Sheppard hatte sich auf das weiße Bett gesetzt. Die Frau, welche er besucht, sitzt an ihrem Schreibtisch und malt Bilder. Er hasst Kliniken, besonders Psychiatrien. Es ist zwar eine offene, aber dieses sterile weiß ist ihm zu unbehaglich. "Es ist nun sieben Monate her. Denkst du wirklich, dass sie es wollte? Denkst du wirklich, sie wollte, dass du dich in diesem hässlichen Gebäude verkriechst und alles wegwirfst?" Sie malt immer noch. Ihr ganzes Zimmer hatte sie vollgehangen mit Bildern. Eine Frau mit roten Haar, eine mit schwarzem Haar. Es sind verschiedene Bilder. Meist Szenen des innigen Kusses, selten Szenen der sexuellen Aktivität. Jedes Mal, wenn Sheppard diese Bilder sieht, kommen ihm die Tränen, wie auch jetzt. Wasser sammelt sich in seinen Augen, aber er wischt sich sofort mit der Hand darüber. "Ich weiß, dass ich hätte viel verändern können, aber..."
"Ich bin dir nicht böse", unterbricht die malende Frau den Direktor. Ihr Fokus ist weiterhin auf dem Bild. Scheinbar malt die gerade Blut oder rote Haare. "Es ist geschehen und es ist nicht Rückgängig zu machen. Wir alle sind nicht von Fehlern befreit, ob Menschen oder Vampire. Selbst Davis hat Fehler begangen, weshalb er scheiterte.
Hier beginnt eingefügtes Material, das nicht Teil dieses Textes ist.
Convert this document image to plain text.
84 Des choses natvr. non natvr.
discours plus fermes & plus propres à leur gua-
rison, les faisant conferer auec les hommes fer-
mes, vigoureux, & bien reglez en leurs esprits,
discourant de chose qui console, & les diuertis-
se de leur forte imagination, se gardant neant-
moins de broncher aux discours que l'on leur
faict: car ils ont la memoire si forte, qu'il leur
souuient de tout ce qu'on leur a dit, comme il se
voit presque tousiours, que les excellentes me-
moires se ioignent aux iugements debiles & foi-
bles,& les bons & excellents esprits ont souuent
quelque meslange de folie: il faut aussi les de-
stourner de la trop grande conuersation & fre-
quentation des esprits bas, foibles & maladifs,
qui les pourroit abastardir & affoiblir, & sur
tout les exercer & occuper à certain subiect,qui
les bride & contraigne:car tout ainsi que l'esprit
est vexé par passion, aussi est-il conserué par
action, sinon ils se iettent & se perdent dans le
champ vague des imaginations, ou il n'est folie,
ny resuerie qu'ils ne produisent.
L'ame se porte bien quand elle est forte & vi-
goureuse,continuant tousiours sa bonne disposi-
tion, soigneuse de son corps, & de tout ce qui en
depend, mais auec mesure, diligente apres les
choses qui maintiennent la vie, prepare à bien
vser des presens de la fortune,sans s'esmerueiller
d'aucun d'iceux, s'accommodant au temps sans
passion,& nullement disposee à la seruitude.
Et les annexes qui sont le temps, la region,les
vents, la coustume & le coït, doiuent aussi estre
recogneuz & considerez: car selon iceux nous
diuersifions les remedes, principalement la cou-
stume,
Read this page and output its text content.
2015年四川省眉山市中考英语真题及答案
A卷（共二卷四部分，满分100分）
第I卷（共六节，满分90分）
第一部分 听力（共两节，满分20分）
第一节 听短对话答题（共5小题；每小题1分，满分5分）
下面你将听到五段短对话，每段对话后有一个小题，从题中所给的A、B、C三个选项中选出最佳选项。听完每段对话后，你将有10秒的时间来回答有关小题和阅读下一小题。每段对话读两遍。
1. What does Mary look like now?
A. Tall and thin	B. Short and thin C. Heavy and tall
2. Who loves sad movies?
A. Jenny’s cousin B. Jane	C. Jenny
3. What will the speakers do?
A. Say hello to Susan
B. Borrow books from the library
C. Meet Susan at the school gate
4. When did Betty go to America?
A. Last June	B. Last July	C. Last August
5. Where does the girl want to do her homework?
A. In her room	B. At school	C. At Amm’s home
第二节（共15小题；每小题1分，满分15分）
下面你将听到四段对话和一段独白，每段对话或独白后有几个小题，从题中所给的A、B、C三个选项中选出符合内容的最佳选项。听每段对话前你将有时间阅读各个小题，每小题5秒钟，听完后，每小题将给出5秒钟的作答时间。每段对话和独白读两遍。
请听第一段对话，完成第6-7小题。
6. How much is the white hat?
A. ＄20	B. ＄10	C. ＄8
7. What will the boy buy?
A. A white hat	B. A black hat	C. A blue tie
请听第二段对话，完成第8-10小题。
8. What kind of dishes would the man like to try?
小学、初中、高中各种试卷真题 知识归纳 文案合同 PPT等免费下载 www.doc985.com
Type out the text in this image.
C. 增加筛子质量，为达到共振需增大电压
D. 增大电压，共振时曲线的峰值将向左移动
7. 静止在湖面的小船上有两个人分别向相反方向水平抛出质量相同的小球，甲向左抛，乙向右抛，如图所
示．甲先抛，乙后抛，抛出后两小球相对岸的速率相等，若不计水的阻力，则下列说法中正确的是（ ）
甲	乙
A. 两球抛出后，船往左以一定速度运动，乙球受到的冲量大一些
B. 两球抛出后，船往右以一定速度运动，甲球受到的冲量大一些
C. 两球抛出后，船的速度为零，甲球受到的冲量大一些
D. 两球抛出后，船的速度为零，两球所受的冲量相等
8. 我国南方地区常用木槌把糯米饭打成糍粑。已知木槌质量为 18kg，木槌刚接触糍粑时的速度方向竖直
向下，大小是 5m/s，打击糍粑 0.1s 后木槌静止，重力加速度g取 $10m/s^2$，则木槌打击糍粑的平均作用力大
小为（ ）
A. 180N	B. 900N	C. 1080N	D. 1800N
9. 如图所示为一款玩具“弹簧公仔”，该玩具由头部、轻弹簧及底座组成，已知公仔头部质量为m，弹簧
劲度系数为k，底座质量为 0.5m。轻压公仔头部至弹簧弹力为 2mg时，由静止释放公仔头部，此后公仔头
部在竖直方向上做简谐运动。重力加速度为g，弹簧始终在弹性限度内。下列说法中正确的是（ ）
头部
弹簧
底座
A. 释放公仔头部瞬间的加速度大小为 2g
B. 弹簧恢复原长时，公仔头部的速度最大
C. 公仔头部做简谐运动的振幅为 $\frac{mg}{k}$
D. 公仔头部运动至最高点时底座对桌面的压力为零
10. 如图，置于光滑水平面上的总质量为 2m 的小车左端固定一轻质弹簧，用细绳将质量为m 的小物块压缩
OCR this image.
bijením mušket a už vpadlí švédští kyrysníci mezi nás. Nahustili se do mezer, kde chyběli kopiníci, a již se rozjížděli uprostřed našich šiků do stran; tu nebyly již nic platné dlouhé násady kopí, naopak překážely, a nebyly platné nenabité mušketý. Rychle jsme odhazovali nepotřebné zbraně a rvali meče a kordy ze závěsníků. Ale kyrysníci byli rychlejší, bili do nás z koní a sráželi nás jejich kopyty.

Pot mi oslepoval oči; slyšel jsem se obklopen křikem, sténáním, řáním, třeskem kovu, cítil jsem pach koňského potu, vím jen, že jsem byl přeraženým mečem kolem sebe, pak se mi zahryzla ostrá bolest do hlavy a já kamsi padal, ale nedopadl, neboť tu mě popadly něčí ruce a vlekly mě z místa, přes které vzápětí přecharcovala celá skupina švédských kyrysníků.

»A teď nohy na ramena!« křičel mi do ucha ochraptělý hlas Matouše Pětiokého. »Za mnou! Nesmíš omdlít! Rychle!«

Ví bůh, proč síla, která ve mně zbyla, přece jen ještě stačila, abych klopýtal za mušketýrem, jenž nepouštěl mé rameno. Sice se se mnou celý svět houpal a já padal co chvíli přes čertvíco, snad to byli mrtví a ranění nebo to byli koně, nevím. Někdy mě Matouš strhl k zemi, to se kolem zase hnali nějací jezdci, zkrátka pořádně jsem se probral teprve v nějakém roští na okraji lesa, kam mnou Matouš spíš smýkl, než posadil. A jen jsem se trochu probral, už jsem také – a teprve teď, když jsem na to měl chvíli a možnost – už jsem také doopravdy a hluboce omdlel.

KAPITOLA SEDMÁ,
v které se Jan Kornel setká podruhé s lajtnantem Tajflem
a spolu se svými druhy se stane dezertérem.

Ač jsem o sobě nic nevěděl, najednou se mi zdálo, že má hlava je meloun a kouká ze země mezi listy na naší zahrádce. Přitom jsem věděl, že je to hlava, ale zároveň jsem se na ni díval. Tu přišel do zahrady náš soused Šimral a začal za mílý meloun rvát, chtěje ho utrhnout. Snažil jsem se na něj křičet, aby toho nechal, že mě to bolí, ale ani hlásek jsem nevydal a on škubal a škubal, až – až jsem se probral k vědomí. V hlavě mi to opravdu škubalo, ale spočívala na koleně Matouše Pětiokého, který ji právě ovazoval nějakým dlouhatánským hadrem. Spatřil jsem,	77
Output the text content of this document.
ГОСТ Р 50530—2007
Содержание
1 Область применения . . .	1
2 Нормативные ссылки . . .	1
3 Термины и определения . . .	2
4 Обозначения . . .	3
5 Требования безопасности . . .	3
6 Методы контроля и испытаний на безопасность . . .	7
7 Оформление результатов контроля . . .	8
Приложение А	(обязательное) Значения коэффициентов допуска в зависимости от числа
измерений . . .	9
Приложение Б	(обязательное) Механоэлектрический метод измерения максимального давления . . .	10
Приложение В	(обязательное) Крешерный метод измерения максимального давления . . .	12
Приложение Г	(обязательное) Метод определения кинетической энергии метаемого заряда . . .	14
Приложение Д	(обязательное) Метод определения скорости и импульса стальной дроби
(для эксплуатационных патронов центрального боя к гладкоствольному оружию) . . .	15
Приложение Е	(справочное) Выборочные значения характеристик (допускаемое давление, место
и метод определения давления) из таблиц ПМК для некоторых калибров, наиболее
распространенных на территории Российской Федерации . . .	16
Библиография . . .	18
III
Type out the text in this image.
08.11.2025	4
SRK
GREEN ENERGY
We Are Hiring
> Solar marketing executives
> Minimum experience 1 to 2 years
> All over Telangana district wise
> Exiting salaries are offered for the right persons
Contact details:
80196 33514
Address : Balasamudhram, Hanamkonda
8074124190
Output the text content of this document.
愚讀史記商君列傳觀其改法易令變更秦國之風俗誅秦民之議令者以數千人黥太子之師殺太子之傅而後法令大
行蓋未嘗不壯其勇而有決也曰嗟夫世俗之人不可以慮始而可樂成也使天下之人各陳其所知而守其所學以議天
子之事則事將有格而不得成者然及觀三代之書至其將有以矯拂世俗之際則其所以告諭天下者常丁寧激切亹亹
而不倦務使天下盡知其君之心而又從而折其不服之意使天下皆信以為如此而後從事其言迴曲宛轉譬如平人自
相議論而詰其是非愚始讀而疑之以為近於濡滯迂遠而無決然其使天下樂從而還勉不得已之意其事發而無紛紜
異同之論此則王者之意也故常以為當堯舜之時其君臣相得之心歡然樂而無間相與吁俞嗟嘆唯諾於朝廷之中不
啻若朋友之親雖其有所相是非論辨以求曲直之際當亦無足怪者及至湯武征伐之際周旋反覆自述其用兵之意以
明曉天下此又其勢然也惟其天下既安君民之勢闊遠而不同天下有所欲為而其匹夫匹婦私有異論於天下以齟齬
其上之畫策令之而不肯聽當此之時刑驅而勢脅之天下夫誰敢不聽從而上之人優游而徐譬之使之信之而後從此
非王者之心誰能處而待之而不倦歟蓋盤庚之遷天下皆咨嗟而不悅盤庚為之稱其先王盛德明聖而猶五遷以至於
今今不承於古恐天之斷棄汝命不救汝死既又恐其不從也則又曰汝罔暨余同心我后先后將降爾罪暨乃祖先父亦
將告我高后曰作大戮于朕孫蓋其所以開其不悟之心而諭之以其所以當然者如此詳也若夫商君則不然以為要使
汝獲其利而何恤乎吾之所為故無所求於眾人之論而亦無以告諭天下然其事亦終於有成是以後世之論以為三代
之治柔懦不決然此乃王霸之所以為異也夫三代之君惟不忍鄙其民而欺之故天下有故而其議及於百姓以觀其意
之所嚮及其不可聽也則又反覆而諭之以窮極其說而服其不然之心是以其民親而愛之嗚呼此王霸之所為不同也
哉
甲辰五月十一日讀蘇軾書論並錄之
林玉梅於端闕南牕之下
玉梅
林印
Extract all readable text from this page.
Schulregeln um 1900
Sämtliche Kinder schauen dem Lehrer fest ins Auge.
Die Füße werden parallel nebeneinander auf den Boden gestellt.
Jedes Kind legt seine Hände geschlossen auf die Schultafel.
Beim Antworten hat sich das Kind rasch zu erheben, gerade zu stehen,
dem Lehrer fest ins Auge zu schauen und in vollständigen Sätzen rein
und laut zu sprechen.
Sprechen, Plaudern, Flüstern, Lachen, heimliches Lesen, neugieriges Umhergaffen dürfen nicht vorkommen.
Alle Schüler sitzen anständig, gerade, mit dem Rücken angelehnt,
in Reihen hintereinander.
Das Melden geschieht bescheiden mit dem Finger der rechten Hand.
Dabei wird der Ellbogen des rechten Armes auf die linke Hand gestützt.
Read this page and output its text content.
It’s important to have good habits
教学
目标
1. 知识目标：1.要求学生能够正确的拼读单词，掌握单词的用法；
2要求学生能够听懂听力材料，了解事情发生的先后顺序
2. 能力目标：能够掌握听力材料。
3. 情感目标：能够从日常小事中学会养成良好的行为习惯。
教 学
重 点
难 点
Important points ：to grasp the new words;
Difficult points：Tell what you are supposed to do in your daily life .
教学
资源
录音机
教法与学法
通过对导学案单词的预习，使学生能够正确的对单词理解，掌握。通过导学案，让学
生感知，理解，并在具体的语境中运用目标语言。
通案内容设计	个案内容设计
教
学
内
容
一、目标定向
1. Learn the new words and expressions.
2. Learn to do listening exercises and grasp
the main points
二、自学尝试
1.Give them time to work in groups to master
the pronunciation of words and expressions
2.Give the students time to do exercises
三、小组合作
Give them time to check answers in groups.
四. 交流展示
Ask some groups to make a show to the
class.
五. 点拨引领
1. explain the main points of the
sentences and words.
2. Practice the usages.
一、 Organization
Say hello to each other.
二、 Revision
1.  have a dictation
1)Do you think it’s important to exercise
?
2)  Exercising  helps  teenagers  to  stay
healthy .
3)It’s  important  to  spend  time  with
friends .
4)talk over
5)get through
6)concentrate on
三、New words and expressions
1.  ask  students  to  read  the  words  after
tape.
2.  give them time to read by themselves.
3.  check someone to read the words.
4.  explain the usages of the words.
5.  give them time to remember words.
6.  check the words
Wir reden fast jede Woche darüber. Können wir nicht über was schöneres reden?" Ihre Stimme bleibt höflich und ruhig. Einige Minuten malt sie weiter und wechselt ihre Buntstifte. Mal wählt sie schwarz, dann rot und dann doch wieder ein helles grün. "Anna war gestern mit Carmilla hier. Sie scheinen sehr glücklich zu sein. Über ihren Besuch habe ich mich gefreut. Sie haben mir Pralinen mitgebracht und waren mit mir spazieren. Sie sehen sehr glücklich aus." Sheppard hört zwar zu, aber er hatte das Gesicht in seinen Händen vergraben, allen voran die Augen. Tränen des Schmerzes fließen hinab. Seine Tochter, Elisabeth... Er hatte alles verloren. Alles aufgrund einer dummen Entscheidung und es ist ein Disaster geworden. "Dich zerfrisst die Selbstschuld. Höre auf zu weinen, es ist geschehen. Sitze ich hier und weine, nach allem, was ich sah und gehört sowie erlebt habe?" Da wird ihre Stimme etwas strenger. Sie hat dieses ewige heulen satt von ihm, diese Selbstvorwürfe und dieses Selbstmitleid. "Ich denke, für heute reicht der Besuch, Direktor Sheppard. Guten Tag." Sheppard gehorchte Sophia auf das Wort und verlässt unter schluchzen und bitterlichem weinen das Zimmer. Außerhalb des Zimmers auf dem Gang gab er sich seinen Tränen hin. Die Schwestern wussten wie die Ärzte, dass er allein seine Tränen vergießen möchte. Bei jedem Besuch bricht es ihm das Herz bei dem, was geschah. Seine kleine Fina. Er hatte sie enttäuscht, ihr Leben zerstört. Doch er muss für einen Moment seinen Schmerz herunterschlucken, wie es es auch die Jahrhunderte tat. Er hatte noch ein Geschenk für sie. Ein ganz besonderes, worüber sie sich sicher freuen würde. Er muss es ihr noch sagen! Also geht er die wenigen Meter auf dem polierten Boden der Klinik zurück zu dem Zimmer, wo sie malt. Er reißt vorfreudig die Tür auf. Er will diese Frau glücklich sehen, sie lachen sehen und das funkeln in den Augen genießen. Doch als er die Tür öffnet, bleibt er einige Sekunden stehen, ehe er reagiert. "SCHWESTER", brüllt er laut durch die ganze Klinik und rennt dann eilig los, um schleunigst jemanden zu suchen.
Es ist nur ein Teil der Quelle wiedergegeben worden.